Murray’s Heirs

Alumni hear of progress in transplantation and organ regeneration

Bohdan Pomahac (from left), A. Benedict Cosimi, Joseph Vacanti and Terry Strom discuss challenges and achievements in transplant medicine. Image: Channing Johnson

Fifty-eight years after Joseph E. Murray ’43 performed the first successful organ transplant in a human, a faculty symposium dedicated to his memory featured four pioneers who are striving to restore organs or even faces lost to trauma or disease.

The challenge Murray met still confronts medicine today: How can the body accept foreign tissue as its own? Murray, who won the 1990 Nobel Prize in Physiology or Medicine, developed some of the first immunosuppressive drugs, extending transplantation beyond identical twins.

Tissue rejection remains a hurdle. Patients must take powerful drugs for a lifetime and risk increased vulnerability to cancer and infection because their immune response is muted.

Tolerance — a state in which tissue donated by an unrelated person or engineered in a lab does not provoke rejection in the absence of immunosuppression—is still the holy grail, the speakers told an audience in the Joseph B. Martin Conference Center. That audience included Murray’s widow, Bobby, and two of their six children: Katherine Murray Leisure ’78 and Richard Murray. A. W. Karchmer ’64, chair of alumni relations and an HMS professor of medicine at Beth Israel Deaconess Medical Center, welcomed alumni in attendance and William Chin ’72, HMS executive dean for research, moderated a panel discussion.

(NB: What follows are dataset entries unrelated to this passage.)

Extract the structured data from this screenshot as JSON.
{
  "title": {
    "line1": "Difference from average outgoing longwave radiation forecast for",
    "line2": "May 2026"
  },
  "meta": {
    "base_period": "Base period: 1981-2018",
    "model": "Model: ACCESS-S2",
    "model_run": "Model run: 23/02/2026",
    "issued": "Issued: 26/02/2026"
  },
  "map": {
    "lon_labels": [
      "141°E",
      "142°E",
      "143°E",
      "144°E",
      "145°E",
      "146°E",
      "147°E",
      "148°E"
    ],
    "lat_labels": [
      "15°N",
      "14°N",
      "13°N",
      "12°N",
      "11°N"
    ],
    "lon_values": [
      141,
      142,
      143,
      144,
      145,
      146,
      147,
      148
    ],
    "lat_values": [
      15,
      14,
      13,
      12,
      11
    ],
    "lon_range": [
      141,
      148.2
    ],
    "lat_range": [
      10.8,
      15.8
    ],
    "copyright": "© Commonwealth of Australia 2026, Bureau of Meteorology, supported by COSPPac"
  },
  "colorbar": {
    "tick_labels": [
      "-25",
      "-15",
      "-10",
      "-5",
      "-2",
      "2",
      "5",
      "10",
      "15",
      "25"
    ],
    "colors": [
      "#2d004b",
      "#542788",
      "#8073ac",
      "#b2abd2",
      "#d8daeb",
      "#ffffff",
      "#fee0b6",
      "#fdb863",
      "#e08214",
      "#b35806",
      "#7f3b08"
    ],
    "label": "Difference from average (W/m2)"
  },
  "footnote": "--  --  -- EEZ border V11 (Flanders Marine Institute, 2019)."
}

Terry Strom, HMS professor of medicine and codirector of the Beth Israel Deaconess Transplant Institute, hopes to create tolerance by tilting the balance between immune cells that aggressively attack a transplanted kidney and immune cells that protect that new organ as “self.” Experiments in animals have induced tolerance by exposing the recipient to antigens from the donor before transplantation.

“Our hope is to liberate patients from the immunosuppressive agents they must take,” he said.

Joseph Vacanti, the John Homans Professor of Surgery and chief of pediatric surgery at Massachusetts General Hospital, wants to alleviate the shortage of organs available for transplant by building them. Working with tissue engineering scientists from MIT, he also hopes to eliminate rejection by using cells that create their own tissue on synthetic scaffolds.

“We combine biology with technology,” he said. “It’s an engineering problem.”

A. Benedict Cosimi, the Claude E. Welch Distinguished Professor of Surgery and emeritus chief of transplantation at Mass General, is researching donor-specific tolerance. Called chimerism, the technique introduces a donor’s bone-marrow cells into the recipient before transplantation. A long-term clinical trial is in progress.

“Tolerance is close,” Cosimi said.

Bohdan Pomahac, an HMS associate professor of surgery and director of plastic surgery transplantation at Brigham and Women’s Hospital, shared lessons learned from five of his patients —Jim, Dallas, Mitch, Charla and Carmen—who now have new faces and new lives.

He said immunosuppression is a challenge in the complex feat of face transplantation. Because patients can live without face transplants, the decision to take the drugs comes down to quality of life.

Pomahac showed before-and-after photos, to gasps from the audience. Then he showed one more.

“Dallas got married this past spring,” he said.